Second Generation High-Level Programming Languages
With C++ in 1983, Python in 1991, and Ruby in 1993, the second generation of high-level programming languages streamlined the coding process even further. Developers realized that there were repeatable actions in previous programming languages that could — and should — be automated. By doing so, they made it possible to speed up and simplify the overall coding process compared with the first generation of high-level programming languages.
Frameworks
Frameworks used preexisting high-level programming languages as their core foundation, but then implemented so-called guardrails to increase efficiency. An example of this is Ruby on Rails, developed in 2005. Frameworks such as Ruby on Rails excel in specific use cases, such as web application development, although programmers give up the flexibility of other high-level programming languages for the added efficiency in a limited area of work.
Low-Code
While high-level programming languages represent a major step forward from machine code and their low-level counterparts, they still represent a time-consuming process for developers. Recently, low-code platforms emerged to help further automate development, providing a visual interface for configuration that spits out programming languages for users. From there, engineers edit and improve the resulting codebase where necessary.

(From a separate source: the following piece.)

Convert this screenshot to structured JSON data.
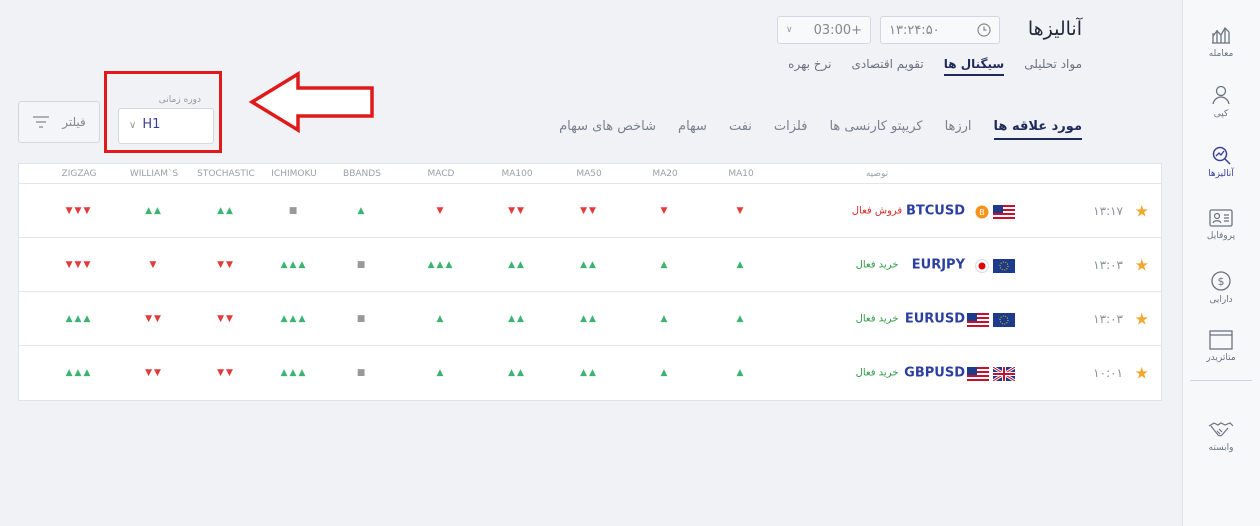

The disadvantage of low-code platforms is that they’re still technically using code — meaning that the task of application development continues to be restricted to a small percentage of the population. This also means that much like its predecessors, there are associated legacy costs with low-code — maintenance still needs to be done by classically trained engineers who know how to code.
The Era of No-Code
Finally, no-code offers an entirely new way forward. By fully abstracting code into a completely visual interface, users can rely on components to build applications. This final layer of translation between machine code and human development means that anyone with valuable (and potentially game-changing) ideas can try their hand at building software.
Ultimately, no-code is the true kind of abstraction we’ve been waiting to arrive at all along. No-code allows us to work in natural human languages to create the applications that the modern world demands, all in a faster and more cost-effective way than ever before. By investing in no-code and letting these platforms translate ideas into code for us, anyone can become a programmer.